Face ID On iPhone X Cannot Be Used To Approve Family Purchases

Many people have attempted to describe Apple’s Face ID technology as a more secure and easier-to-use replacement for Touch ID, and in most circumstances, that is the case. However, some people have been taking to Apple’s forums to let the world know that it seems face ID on iPhone X can’t be used to confirm and authenticate family purchases on other devices.

It wasn’t that long ago that Apple introduced the Ask to Buy functionality in order to give control to parents over their children’s spending habits. The feature allows a child or another individual under adult restrictions, to request permission to make specific purchases through Apple’s ecosystem.

This was put in place to prevent kids from racking up huge bills when downloading apps or making in-app purchases. The idea being that a request would be made, the adult’s device would receive the request and then that individual would approve or deny the purchase.

On Apple’s previous devices, this authentication was possible using Touch ID but that doesn’t seem to be the case where iPhone X and Face ID is concerned. Rather than being able to use Face ID to quickly approve the request, Ars Technica is pointing out that the administrating parent or guardian now has to fully enter the Apple ID and password in order to approve the request.

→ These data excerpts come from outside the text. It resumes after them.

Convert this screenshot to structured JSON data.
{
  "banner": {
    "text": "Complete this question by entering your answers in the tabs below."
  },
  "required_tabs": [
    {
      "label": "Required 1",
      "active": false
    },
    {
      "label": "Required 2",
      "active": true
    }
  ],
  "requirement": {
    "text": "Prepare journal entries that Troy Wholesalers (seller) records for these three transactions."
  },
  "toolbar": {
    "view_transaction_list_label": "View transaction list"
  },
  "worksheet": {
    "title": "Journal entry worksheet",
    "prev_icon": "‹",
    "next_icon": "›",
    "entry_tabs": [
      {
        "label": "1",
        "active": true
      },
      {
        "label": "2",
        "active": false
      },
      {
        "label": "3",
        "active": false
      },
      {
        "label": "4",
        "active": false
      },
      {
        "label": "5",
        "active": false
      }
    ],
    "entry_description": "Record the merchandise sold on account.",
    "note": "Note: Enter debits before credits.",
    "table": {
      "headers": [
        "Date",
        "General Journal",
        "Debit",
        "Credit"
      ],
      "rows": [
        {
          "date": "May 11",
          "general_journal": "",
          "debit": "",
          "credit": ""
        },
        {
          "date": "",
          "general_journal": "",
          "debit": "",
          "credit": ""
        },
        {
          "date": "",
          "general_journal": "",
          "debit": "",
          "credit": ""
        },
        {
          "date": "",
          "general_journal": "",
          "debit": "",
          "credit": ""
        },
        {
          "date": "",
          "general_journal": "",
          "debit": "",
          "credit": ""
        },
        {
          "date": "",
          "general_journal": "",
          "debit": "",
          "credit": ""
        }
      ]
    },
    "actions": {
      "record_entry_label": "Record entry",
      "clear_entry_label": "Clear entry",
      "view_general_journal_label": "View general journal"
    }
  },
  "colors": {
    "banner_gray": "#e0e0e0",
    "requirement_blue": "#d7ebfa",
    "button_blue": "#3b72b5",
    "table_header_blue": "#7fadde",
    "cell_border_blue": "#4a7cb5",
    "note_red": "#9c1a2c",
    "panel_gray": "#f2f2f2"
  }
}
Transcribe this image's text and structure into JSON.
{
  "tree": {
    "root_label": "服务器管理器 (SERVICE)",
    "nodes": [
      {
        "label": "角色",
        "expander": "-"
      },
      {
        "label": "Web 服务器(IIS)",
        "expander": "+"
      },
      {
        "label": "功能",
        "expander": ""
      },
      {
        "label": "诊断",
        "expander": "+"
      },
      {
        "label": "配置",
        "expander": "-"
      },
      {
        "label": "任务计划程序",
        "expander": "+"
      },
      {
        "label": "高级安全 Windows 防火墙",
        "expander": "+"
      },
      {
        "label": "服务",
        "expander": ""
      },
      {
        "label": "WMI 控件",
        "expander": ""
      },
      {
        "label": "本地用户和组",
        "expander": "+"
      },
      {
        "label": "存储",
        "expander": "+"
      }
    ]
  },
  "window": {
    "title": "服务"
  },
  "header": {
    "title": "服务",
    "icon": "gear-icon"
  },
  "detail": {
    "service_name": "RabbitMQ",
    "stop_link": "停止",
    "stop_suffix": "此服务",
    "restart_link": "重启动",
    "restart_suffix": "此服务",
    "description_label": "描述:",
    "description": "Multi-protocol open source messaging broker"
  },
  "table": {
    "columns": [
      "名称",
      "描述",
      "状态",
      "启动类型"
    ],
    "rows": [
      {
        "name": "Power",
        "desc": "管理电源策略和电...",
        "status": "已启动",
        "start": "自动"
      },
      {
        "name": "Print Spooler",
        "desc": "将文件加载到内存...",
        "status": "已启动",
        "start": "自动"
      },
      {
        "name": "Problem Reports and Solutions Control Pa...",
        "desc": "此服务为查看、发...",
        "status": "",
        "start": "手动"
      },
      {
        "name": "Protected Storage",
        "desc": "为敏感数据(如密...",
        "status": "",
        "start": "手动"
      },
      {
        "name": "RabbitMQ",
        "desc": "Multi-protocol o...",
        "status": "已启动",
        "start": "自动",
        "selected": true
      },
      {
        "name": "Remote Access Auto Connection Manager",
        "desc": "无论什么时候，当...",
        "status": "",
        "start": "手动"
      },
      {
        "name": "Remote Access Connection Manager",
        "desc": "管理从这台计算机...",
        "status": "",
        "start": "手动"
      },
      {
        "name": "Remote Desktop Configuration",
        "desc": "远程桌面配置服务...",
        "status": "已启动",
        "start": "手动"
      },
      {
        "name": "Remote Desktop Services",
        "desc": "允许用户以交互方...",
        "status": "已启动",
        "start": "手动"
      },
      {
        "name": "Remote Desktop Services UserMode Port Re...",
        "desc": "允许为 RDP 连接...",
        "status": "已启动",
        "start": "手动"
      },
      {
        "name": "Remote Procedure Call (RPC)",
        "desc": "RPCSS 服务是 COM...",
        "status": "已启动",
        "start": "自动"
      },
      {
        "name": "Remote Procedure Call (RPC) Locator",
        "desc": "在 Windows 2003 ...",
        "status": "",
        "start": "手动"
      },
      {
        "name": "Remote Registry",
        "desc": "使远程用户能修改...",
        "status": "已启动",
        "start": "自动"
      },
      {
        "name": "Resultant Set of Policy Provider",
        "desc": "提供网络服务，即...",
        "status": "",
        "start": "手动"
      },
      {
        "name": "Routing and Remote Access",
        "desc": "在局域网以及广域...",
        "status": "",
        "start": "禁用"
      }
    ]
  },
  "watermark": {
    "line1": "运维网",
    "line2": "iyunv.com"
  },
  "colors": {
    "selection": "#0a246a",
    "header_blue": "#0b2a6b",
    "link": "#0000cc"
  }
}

This isn’t exactly the biggest hardship in the world but it does seem a little strange that Apple allows Touch ID to be used but excludes Face ID for one reason or another.

It doesn’t look as though Apple has made any official statement on the subject as yet, which means that we don’t know if this is an oversight that will be rectified, or if Apple is concerned about the security of Face ID in this respect and therefore won’t be making it possible to improve these type of requests using facial detection.

The official support page on the subject does suggest that the feature can be used to verify a user is genuine but doesn’t make any reference to Face ID. It’s not the biggest problem in the world but it does seem a little strange given the importance Apple is placing on Face ID and its power.